It may not look like an arch-villain’s bunker – but this luxury £1 million home was designed by the real-life Goldfinger.
Whitley Piece is not packed with bullion or bristling with lasers but is instead a six-bedroom home in Henley-in-Arden.
It was designed by Hungrian-born architect Ernö Goldfinger, who went down in literary history when Ian Fleming gave his surname to one of James Bond’s best-known foes.
Goldfinger was said to have enraged Fleming when he knocked down an old terraced house in London’s posh Hampstead, to make way for his own home.
The dispute turned nasty when the architect called in his lawyers. The case was settled when Fleming’s publishers agreed to pay Goldfinger’s costs and give him six copies of the book.

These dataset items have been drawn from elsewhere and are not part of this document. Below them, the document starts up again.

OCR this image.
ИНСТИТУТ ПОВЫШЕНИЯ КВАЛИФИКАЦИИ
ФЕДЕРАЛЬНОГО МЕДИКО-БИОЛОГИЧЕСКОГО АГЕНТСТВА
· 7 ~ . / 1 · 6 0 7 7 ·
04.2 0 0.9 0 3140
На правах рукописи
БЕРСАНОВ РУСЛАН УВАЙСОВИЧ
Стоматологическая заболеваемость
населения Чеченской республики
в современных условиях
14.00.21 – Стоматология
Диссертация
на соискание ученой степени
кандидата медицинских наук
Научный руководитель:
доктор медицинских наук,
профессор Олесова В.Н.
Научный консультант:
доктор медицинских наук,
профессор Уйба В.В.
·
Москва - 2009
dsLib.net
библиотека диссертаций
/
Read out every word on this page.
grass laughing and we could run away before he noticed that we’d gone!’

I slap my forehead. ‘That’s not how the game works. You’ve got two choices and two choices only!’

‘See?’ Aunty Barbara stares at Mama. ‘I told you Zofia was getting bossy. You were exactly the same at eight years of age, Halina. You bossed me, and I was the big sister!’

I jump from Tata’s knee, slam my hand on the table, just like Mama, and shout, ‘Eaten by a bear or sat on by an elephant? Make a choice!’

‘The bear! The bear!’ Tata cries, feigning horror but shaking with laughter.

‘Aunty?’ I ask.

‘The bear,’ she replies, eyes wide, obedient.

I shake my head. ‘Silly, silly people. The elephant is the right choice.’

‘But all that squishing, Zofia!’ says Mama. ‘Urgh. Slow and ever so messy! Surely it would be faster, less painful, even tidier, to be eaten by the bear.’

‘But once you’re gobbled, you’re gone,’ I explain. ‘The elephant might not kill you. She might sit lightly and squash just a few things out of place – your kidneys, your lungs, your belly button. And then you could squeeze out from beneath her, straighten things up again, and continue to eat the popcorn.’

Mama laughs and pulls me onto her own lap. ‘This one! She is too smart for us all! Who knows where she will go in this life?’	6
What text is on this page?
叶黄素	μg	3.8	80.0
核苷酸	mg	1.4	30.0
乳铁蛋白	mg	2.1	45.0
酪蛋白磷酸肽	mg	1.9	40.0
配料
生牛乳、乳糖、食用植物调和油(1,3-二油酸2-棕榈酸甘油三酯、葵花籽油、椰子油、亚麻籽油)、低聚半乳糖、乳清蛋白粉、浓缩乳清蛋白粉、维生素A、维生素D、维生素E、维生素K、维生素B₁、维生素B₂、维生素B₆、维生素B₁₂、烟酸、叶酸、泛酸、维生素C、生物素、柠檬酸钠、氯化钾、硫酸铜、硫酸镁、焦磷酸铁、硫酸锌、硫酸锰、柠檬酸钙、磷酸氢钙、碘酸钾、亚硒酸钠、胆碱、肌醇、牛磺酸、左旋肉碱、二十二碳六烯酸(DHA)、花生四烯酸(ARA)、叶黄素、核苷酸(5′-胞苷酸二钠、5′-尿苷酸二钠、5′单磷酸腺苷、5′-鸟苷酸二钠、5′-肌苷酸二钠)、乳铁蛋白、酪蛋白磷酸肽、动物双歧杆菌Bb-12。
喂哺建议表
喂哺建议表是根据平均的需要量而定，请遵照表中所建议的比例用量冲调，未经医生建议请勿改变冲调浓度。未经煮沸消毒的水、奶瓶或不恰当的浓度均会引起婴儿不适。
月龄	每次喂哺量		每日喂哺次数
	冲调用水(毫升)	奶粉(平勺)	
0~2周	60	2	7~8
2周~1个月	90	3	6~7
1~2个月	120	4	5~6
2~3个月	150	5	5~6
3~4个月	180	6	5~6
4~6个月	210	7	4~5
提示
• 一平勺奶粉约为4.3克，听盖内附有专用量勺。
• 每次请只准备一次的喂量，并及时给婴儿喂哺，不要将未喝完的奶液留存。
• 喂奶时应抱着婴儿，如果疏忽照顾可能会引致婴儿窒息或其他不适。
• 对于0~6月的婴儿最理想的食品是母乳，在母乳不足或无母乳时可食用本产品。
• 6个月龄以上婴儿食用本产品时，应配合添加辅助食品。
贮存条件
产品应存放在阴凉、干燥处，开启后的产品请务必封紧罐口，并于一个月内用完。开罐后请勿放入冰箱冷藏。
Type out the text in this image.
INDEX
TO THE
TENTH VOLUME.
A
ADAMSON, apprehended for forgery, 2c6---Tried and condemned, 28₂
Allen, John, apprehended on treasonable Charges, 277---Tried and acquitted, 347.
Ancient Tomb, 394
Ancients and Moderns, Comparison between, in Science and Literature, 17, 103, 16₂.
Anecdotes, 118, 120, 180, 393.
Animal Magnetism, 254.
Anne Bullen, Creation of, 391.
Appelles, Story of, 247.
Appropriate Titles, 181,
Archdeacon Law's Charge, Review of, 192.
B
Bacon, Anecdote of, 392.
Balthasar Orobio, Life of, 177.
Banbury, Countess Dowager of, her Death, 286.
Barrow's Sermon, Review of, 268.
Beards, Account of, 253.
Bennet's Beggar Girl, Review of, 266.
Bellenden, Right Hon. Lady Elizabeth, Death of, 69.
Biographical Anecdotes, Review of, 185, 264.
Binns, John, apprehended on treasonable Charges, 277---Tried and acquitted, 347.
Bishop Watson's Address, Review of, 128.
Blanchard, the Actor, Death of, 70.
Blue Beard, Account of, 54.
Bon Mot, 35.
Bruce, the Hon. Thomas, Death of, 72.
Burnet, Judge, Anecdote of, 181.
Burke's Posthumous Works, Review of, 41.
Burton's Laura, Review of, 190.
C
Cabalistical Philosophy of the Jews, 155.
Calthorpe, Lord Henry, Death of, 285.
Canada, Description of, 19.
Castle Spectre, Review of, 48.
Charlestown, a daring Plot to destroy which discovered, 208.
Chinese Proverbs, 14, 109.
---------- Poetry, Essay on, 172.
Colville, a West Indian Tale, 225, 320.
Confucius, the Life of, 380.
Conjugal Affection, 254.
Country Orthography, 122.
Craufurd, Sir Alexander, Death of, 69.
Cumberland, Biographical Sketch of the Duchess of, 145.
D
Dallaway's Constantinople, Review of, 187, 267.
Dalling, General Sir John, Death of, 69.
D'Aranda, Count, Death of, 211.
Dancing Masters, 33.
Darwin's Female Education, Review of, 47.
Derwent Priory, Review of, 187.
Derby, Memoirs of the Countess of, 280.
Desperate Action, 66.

But he reportedly suffered more misery when the book was turned into a film, with callers ringing in the middle of the night to perform bad Sean Connery impressions down the phone.
Whitley Piece’s owners, Frank and Judy Mackay, were unaware of its Bond link when they bought it 40 years ago. “Some years after we bought it we were visited, out of the blue, by a Colonel Fletcher who commissioned Goldfinger to design it in 1947,” they said.
“He asked to have a look round and told us of the connection.
“We haven’t had any visits from fans of James Bond but we have from architectural historians.
“For us this has just been a fantastic family home.”
Goldfinger was notorious for his uncompromising, modernist architecture. He operated mainly in London but he also worked on a rough concrete office building for Carr & Co in Shirley.
David Savigar, branch manager of the John Shepherd office, in Hockley Heath, welcomed the property’s unique association.
“The connection is fantastic,” he said. “It is nice to have a story that goes with it that gives an insight into the architect. We don’t mind if a few Bond aficionados turn up. Flow is always a good thing.”
Though the house is very private – as all good lairs should be – its location on Blackford Hill gives it a commanding view.
“That’s the next takeover plot,” joked Mr Savigar. “First Henley-in-Arden, tomorrow the world.”